How do you do that on the days when it hurts so much you don’t want to get out of bed. How do you keep up the exercise, or the writing for that matter, when you can’t bend, or sit, or walk?
I've had to learn to listen to my body, and I've had to learn to say it's okay. It’s okay not to exercise on those days, and I shouldn’t feel guilty about it. And I also shouldn’t compare myself to others who have no limitations and can work out for hours daily. It's so easy to see what others do and think I should be able to do that. But if I try to do what they do, if I overdo it, I end up hurting worse for longer so all exercise needs to be in proportion to what my body is capable of.
At the same time, the days I’m feeling good I can’t allow myself to slack off. There might not be another good day for awhile so I have to take advantage of it. It’s hard to make exercising a priority on those days, because I also have to fit in all the cleaning and errands that I’ve put off during bad days. But if I don’t take care of my body I’ll end up having more bad days.

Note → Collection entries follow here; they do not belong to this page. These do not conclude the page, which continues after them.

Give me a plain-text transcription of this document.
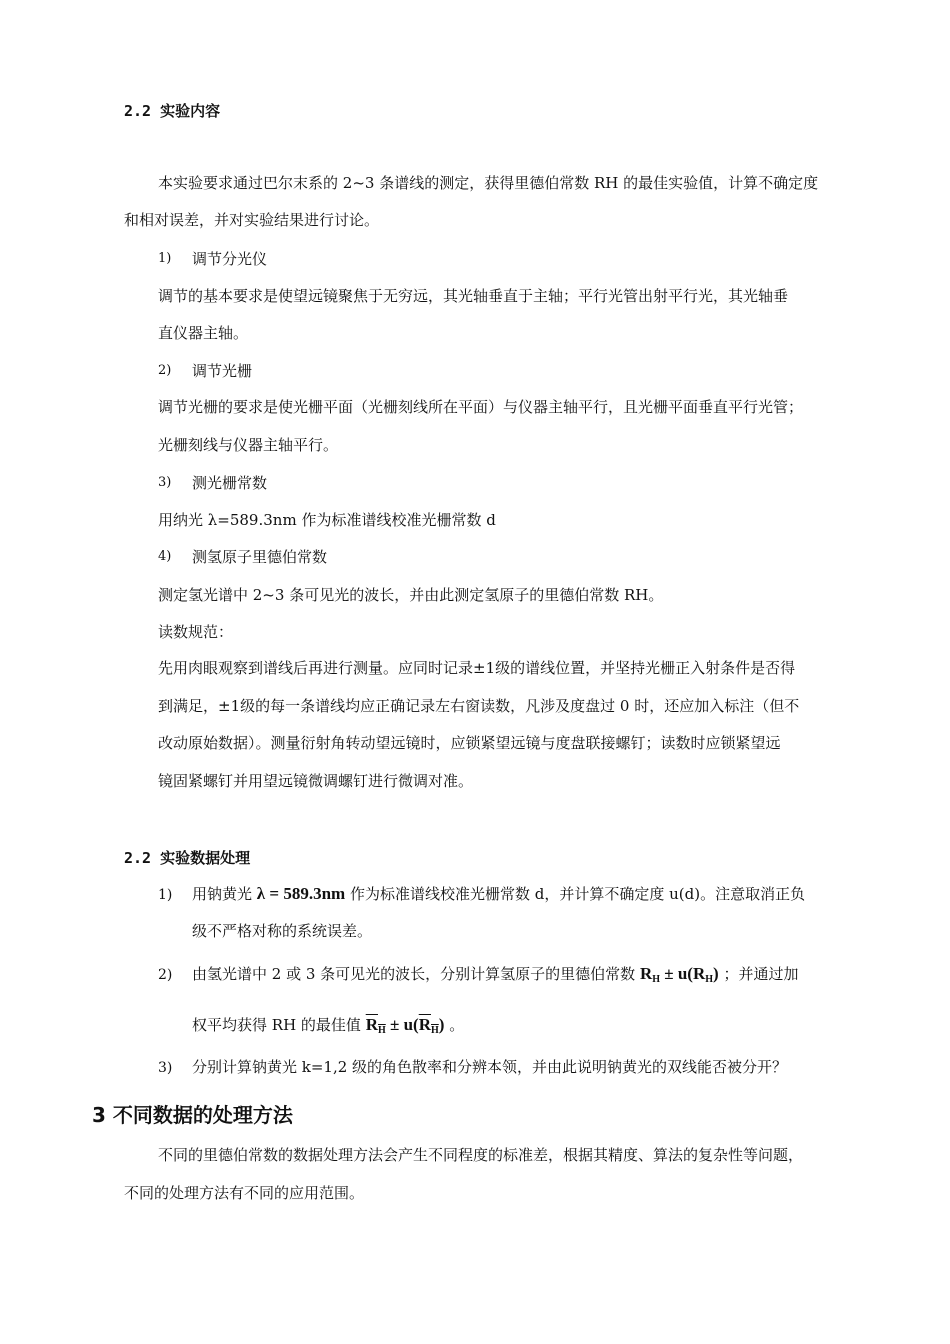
2.2 实验内容
本实验要求通过巴尔末系的 2~3 条谱线的测定，获得里德伯常数 RH 的最佳实验值，计算不确定度
和相对误差，并对实验结果进行讨论。
1) 调节分光仪
调节的基本要求是使望远镜聚焦于无穷远，其光轴垂直于主轴；平行光管出射平行光，其光轴垂
直仪器主轴。
2) 调节光栅
调节光栅的要求是使光栅平面（光栅刻线所在平面）与仪器主轴平行，且光栅平面垂直平行光管；
光栅刻线与仪器主轴平行。
3) 测光栅常数
用纳光 λ=589.3nm 作为标准谱线校准光栅常数 d
4) 测氢原子里德伯常数
测定氢光谱中 2~3 条可见光的波长，并由此测定氢原子的里德伯常数 RH。
读数规范：
先用肉眼观察到谱线后再进行测量。应同时记录±1级的谱线位置，并坚持光栅正入射条件是否得
到满足，±1级的每一条谱线均应正确记录左右窗读数，凡涉及度盘过 0 时，还应加入标注（但不
改动原始数据）。测量衍射角转动望远镜时，应锁紧望远镜与度盘联接螺钉；读数时应锁紧望远
镜固紧螺钉并用望远镜微调螺钉进行微调对准。
2.2 实验数据处理
1) 用钠黄光 λ = 589.3nm 作为标准谱线校准光栅常数 d，并计算不确定度 u(d)。注意取消正负
级不严格对称的系统误差。
2) 由氢光谱中 2 或 3 条可见光的波长，分别计算氢原子的里德伯常数 $R_H \pm u(R_H)$ ；并通过加
权平均获得 RH 的最佳值 $R_H \pm u(R_H)$ 。
3) 分别计算钠黄光 k=1,2 级的角色散率和分辨本领，并由此说明钠黄光的双线能否被分开？
3 不同数据的处理方法
不同的里德伯常数的数据处理方法会产生不同程度的标准差，根据其精度、算法的复杂性等问题，
不同的处理方法有不同的应用范围。
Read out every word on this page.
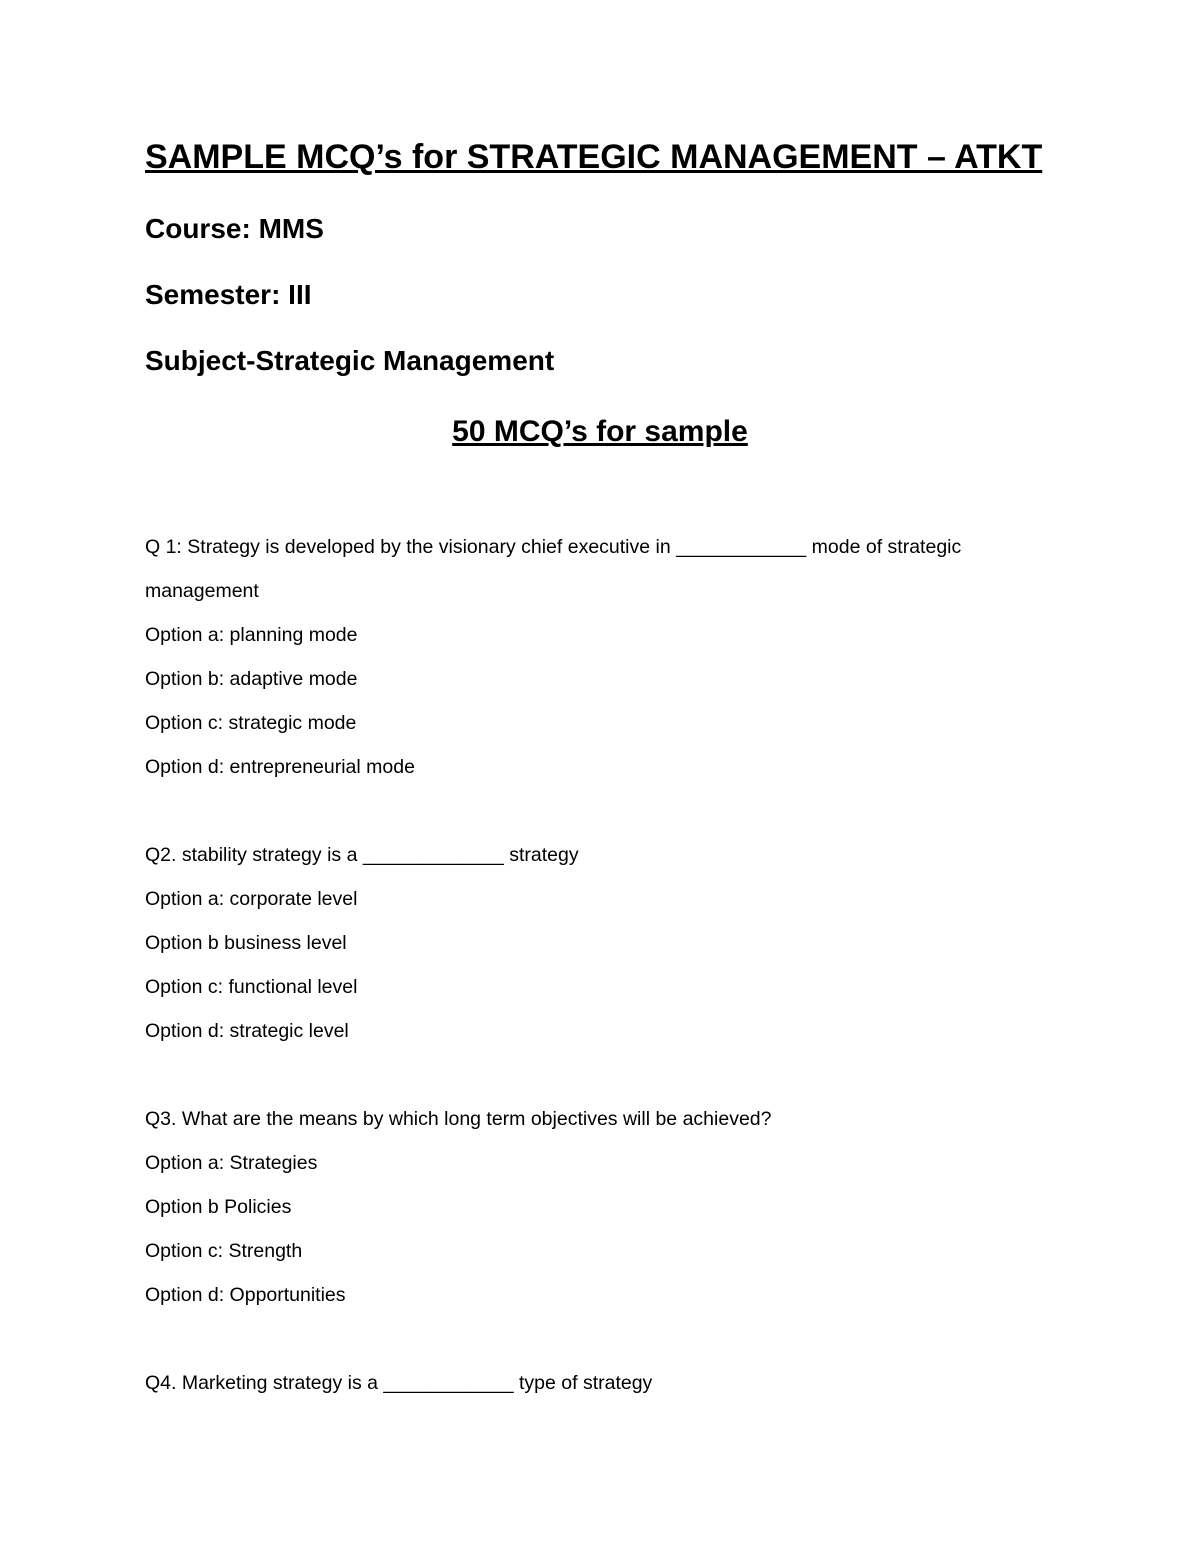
SAMPLE MCQ’s for STRATEGIC MANAGEMENT – ATKT

Course: MMS

Semester: III

Subject-Strategic Management

50 MCQ’s for sample

Q 1: Strategy is developed by the visionary chief executive in ____________ mode of strategic management

Option a: planning mode

Option b: adaptive mode

Option c: strategic mode

Option d: entrepreneurial mode

Q2. stability strategy is a _____________ strategy

Option a: corporate level

Option b business level

Option c: functional level

Option d: strategic level

Q3. What are the means by which long term objectives will be achieved?

Option a: Strategies

Option b Policies

Option c: Strength

Option d: Opportunities

Q4. Marketing strategy is a ____________ type of strategy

It’s a vicious cycle and, like much of life, you have to find the balance. And you have to listen to your body. Some days I can do a brisk walk on the treadmill for an hour. But If all I can manage is a hobble for fifteen minutes I still try to do it. Then I celebrate it. It’s better than doing nothing. And it will help, every little bit helps.
I've had to learn to accept my limitations and what I can do. And I'm trying to learn to do it without feeling like a wimp. For those of you who are struggling to start an exercise program, or who have limitations as to what you can do, don't give up. The little things do count! Just keep at it and do your best.
Take care of your body because you don’t get another one.